Once studies on the safety, efficacy, and timing of intervention are completed, randomized clinical testing will begin at multiple clinical sites. In addition to Downstate, these will include the University at Buffalo, Stony Brook University, Columbia University, Kings County Hospital Center, Maimonides Medical Center, New York Hospital Queens and Wyckoff Heights Medical Center.

Collectively, these centers form the New York Pediatric Developmental Pharmacology Research Consortium, which will study and develop novel drug therapies in newborn babies, focusing on those that will prevent blindness in preterm newborns. This is the only center focused on pediatric ocular pharmacology in the country, and one of only four pediatric pharmacology centers funded by the National Institutes of Health.

Regarding the retinopathy grant, Dr. Aranda said, "Retinopathy of prematurity occurs in two out of three small babies born prematurely and treated with oxygen, and can lead to blindness. In fact, it is the most common cause of blindness in children. Understanding the molecular events leading to retinopathy of prematurity and providing novel, effective and safe drug interventions will avert a lifetime of blindness, disability, and darkness."

The second grant, $650,000 from the National Institute of Neurological Disorders and Stroke (NINDS), positions SUNY's academic health centers to participate in the NIH NINDS Network for Excellence in Neuroscience Clinical Trials (NeuroNEXT) project, which aims to speed up early phase clinical trials on new therapies. Steven R. Levine, MD, professor of neurology and associate dean for clinical research and faculty development at SUNY Downstate Medical Center, is the principal investigator on this project.

Dr. Levine's project will be one of 25 across the U.S. designed to create the infrastructure necessary to develop and implement research protocols in neurological disorders. It uses the SUNY REACH template for developing a statewide network of patients and research infrastructure to expand the SUNY Clinical Trials Network. Dr. Levine's initial focus will be a multi-center approach to identify biomarkers and predictors of stroke across New York State.

"By combining four SUNY campuses into one application, we have created an innovative and very large network of patients with extremely diverse ethnic and racial backgrounds that will facilitate a sustained and powerful influence on neurological clinical trial performance," says Dr. Levine. "It shifts the paradigm for collaborative structuring of clinical trials and will lead to a faster pipeline to Phase 3 trials."

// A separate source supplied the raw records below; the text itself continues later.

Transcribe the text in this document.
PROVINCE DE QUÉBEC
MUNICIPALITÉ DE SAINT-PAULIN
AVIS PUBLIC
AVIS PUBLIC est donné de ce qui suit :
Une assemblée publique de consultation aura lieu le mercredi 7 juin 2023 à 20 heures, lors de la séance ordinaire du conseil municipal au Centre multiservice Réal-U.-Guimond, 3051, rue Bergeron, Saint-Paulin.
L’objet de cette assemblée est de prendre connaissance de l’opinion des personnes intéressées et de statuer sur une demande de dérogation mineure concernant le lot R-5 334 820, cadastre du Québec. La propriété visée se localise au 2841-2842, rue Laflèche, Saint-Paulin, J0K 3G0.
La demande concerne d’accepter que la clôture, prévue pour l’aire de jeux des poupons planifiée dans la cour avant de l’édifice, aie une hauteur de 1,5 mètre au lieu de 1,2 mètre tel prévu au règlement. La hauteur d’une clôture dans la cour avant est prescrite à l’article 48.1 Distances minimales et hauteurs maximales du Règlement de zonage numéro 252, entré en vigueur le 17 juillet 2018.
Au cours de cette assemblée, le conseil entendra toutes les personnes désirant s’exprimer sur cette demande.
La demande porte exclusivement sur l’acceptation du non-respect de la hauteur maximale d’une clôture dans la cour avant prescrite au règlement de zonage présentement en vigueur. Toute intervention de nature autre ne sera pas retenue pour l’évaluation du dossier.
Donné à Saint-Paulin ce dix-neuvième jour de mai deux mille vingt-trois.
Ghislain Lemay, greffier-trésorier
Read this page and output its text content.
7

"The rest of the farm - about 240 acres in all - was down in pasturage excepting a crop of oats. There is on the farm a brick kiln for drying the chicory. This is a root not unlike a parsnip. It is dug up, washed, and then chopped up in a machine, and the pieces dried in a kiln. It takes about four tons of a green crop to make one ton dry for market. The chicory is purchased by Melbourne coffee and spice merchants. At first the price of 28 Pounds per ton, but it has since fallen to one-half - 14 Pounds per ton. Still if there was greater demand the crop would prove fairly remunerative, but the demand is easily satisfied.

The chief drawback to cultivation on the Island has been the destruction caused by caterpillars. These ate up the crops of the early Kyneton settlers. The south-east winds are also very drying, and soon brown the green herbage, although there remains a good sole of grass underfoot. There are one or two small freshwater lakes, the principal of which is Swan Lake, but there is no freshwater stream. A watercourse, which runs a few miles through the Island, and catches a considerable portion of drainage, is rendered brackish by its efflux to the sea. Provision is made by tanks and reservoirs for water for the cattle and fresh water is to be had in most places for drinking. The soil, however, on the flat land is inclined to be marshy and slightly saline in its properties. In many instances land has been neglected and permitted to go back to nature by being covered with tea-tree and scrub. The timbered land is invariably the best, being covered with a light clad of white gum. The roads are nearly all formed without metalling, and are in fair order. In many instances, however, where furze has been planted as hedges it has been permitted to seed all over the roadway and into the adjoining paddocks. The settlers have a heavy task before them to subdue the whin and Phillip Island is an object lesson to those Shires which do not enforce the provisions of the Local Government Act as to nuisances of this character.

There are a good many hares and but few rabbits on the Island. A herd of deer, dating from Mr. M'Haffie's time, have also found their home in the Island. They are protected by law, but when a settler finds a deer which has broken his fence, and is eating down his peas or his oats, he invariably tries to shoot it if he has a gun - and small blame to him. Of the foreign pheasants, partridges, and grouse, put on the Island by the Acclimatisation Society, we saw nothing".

"NeuroNEXT will expand the capability to test the most promising new therapies for a wide range of neurological disorders affecting children and adults," said Elizabeth McNeil, MD, the NIH/ NINDS program director who will oversee the nationwide program. "Through 25 clinical sites across the US, as well as a clinical and a data coordinating center, the NIH will provide the expertise and infrastructure needed to rapidly assess treatment options as they become available from both academic and industry investigators."

SUNY REACH aims to make SUNY a competitive leader in biomedical research that significantly affects the health of New Yorkers. The consortium provides a unique research opportunity by involving campuses that are geographically spread across New York State, and capitalizing on their collective access to urban and rural populations that are racially, ethnically, and culturally diverse. As these latest grants demonstrate, SUNY REACH also leverages the power of the individual SUNY academic health centers to obtain grant funding.

Member campuses of SUNY REACH each contributed approximately $180,000 to fund the consortium. Federal research dollars from the National Science Foundation and NIH at these campuses account for 60 percent of all federal research dollars awarded to SUNY.